New Zealand's worst youth offenders will get million-dollar beds in the country's newest youth prison.

Social Development Minister Paula Bennett will today open Te Maioha o Parekarangi, a 30-bed, $47 million youth justice facility 4km south of Rotorua, just the fourth in the country.

On top of the $1.6 million a bed initial cost, the facility will cost $7.3 million a year to operate.

It is part of an ongoing Government clampdown on youth crime.


Latest figures show violent offending by New Zealand youth rose 21 per cent in the 10 years to 2008, led by a 50 per cent increase in aggravated robberies and 44 per cent increase in grievous and serious assault. Total youth offending, however, fell 15 per cent.

The Government in February began an initiative to target the country's 1000 most serious and persistent youth offenders with tougher measures.

Starting on October 1, the Youth Court will be authorised to send 12- and 13-year-olds to youth residences, with maximum terms doubled to six months.

The initiative, called Fresh Start, will cost $84 million over three years.

The 30-bed, 100-plus-staff Rotorua residence plays a key role.

The facility has a campus-based design of three 10-bed residential units, a secure unit, a self-care unit, cultural and sports halls and general support buildings. Employed staff include a chef, two cooks and 69 carers, including night supervisors.

Ms Bennett said the new residence in Rotorua meant young offenders from Waikato and the Bay of Plenty could stay local.

"By keeping young people close to family and whanau, we give them the best chance to rehabilitate and ultimately transition into work, education and home life," she said.


The facility had been built $15 million under budget, and would provide more intensive care for young offenders.

But a former Youth Court judge, Carolyn Henwood, said she emphatically disagreed with the plans, calling the new facility a "gateway to prison".

"When I first heard they were building it, I was quite shocked because I didn't think there was a need for another large institution."
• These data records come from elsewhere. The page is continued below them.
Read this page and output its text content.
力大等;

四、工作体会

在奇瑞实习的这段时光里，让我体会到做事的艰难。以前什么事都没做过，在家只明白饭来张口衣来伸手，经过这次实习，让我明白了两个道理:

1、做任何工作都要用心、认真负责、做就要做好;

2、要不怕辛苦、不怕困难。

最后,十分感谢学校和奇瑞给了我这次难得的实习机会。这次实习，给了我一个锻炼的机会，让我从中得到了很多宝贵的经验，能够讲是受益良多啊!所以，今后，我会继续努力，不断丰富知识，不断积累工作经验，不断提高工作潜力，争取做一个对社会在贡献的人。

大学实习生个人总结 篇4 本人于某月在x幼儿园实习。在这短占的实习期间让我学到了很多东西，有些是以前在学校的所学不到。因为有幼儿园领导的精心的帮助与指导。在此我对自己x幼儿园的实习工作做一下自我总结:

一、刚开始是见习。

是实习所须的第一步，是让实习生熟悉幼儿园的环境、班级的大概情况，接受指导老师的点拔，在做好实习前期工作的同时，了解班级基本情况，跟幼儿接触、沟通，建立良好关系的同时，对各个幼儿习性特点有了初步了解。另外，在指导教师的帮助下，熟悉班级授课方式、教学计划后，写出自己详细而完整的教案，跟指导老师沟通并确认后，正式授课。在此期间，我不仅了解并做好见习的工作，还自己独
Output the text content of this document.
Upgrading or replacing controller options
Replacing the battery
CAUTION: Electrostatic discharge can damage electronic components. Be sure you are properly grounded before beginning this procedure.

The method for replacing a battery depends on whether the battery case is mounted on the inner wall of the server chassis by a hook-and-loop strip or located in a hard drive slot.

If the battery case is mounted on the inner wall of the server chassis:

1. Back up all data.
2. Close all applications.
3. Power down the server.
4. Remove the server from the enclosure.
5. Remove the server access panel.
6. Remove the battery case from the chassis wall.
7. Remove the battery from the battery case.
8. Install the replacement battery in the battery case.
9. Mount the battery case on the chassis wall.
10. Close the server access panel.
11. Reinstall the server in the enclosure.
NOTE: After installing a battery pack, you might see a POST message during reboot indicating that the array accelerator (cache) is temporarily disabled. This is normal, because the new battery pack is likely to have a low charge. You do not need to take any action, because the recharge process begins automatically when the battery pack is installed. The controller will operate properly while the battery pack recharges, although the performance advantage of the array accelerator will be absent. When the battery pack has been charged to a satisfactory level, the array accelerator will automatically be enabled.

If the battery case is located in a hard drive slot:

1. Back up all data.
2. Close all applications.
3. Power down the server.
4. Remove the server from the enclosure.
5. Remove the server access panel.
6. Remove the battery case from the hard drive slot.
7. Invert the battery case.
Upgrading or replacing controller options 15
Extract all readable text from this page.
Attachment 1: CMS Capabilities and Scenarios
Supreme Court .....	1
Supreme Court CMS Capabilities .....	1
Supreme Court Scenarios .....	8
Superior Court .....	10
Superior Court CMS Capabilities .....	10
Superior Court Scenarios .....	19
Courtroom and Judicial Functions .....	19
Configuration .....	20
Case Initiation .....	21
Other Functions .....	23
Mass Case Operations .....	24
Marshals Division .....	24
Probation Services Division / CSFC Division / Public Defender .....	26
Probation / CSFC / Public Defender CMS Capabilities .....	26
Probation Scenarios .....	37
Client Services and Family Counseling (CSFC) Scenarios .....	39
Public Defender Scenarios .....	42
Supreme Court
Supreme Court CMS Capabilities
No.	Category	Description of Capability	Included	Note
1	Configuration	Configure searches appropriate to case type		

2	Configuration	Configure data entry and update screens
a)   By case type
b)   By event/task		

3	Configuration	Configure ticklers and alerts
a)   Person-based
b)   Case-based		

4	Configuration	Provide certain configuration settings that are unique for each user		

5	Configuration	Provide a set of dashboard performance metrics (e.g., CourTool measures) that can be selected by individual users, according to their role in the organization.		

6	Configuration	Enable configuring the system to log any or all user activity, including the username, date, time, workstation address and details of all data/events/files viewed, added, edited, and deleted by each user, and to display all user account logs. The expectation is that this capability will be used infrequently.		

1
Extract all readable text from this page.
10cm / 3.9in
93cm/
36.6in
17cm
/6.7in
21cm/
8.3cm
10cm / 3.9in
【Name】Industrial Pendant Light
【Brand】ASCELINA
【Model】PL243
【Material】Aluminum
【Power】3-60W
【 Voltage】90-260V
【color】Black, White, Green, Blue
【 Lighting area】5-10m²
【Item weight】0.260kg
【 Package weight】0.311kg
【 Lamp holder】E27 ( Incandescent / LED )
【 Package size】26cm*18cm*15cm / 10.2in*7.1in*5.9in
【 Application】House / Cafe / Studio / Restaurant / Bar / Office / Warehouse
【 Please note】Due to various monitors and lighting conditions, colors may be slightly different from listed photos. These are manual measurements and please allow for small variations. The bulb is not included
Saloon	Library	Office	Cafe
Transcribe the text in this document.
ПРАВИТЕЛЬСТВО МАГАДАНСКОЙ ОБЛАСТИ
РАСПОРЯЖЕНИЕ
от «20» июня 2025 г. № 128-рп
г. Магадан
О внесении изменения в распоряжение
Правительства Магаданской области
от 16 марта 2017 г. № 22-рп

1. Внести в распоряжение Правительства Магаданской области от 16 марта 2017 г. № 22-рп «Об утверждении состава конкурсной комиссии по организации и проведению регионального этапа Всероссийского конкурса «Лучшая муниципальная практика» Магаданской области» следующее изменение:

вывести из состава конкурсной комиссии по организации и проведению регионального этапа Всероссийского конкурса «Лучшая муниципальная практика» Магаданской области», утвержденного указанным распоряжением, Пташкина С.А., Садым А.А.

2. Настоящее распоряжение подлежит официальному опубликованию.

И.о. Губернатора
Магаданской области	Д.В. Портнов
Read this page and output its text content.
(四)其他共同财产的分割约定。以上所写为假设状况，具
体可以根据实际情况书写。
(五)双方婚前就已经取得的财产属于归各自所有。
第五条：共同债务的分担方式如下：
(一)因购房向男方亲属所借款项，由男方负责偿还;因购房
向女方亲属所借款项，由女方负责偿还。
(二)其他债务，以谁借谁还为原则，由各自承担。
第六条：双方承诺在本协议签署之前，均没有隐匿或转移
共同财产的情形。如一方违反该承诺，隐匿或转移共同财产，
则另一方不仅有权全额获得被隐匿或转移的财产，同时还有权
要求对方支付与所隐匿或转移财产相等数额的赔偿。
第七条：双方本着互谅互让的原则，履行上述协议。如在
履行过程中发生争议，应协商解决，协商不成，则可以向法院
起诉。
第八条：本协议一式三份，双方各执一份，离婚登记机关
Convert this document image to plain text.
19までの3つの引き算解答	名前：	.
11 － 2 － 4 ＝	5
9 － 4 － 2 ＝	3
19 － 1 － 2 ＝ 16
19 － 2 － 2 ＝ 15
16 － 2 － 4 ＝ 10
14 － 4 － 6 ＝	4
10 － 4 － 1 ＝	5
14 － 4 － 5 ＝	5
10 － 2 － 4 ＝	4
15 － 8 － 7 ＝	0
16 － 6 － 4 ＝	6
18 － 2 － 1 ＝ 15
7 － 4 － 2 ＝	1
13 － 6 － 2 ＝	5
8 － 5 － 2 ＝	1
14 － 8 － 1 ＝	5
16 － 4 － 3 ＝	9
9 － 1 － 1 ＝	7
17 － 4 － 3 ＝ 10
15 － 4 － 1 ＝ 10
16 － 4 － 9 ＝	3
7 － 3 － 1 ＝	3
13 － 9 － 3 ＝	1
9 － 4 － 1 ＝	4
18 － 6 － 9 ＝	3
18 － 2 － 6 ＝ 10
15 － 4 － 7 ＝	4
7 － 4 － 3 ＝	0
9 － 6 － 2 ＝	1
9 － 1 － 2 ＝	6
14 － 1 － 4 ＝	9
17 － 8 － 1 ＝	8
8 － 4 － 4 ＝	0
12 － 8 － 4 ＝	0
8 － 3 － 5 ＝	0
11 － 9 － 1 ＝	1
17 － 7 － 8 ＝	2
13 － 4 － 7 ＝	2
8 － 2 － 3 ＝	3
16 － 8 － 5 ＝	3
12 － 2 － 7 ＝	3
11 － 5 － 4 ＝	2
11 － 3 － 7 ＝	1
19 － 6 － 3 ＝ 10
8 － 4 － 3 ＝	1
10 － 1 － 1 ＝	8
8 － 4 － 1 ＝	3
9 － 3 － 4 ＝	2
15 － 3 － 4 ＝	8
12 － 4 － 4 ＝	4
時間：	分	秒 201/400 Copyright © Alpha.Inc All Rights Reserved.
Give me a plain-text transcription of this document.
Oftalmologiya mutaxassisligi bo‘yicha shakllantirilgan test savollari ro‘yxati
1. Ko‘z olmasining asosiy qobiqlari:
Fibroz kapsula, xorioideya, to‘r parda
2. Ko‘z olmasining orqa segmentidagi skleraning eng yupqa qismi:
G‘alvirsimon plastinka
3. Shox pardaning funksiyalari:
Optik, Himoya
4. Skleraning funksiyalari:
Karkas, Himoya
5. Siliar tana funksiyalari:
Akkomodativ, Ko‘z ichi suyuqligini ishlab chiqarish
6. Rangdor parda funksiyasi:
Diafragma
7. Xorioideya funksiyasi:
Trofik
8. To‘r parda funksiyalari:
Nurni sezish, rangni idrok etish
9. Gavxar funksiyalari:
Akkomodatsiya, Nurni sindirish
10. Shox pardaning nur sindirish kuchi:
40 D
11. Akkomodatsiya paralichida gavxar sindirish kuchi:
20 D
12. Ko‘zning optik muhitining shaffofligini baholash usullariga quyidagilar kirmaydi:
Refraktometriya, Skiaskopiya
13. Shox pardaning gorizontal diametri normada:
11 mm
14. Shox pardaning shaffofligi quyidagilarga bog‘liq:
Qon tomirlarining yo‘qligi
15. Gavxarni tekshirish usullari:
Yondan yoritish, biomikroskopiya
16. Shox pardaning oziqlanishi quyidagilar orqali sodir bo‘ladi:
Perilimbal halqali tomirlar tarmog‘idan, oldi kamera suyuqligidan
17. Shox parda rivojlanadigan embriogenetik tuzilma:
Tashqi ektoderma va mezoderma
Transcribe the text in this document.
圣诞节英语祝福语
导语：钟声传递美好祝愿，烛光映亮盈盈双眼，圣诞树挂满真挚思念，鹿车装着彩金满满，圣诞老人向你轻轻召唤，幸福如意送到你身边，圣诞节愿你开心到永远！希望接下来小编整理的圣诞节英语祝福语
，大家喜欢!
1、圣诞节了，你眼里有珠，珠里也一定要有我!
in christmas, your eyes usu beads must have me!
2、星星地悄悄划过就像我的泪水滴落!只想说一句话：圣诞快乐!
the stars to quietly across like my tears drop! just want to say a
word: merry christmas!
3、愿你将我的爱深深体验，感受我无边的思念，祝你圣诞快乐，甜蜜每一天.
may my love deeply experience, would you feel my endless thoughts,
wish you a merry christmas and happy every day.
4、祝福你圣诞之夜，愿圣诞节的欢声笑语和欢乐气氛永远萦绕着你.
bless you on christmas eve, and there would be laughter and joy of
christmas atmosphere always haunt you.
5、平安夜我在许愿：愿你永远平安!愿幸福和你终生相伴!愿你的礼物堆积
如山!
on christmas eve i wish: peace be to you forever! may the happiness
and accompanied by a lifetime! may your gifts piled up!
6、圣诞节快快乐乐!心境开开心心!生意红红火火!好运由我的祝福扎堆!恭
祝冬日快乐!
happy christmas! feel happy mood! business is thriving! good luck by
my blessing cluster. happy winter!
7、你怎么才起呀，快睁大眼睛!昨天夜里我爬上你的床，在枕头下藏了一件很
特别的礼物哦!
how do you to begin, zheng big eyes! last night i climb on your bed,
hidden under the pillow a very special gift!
Just weeks ago, an intensive eight-bed youth rehabilitation centre in Hamilton, which had achieved an 84 per cent success rate, was closed down for being too costly to run.

Ms Henwood said even 30 beds in one place was too many, and such institutions had never been shown to prevent reoffending.

"I'm not very hopeful about having large groups of young people together. It's not a good strategy. It's really a lock-up. It's a gateway to prison."

She said only a small handful of children committed most of the country's youth crimes, and they needed close individual care.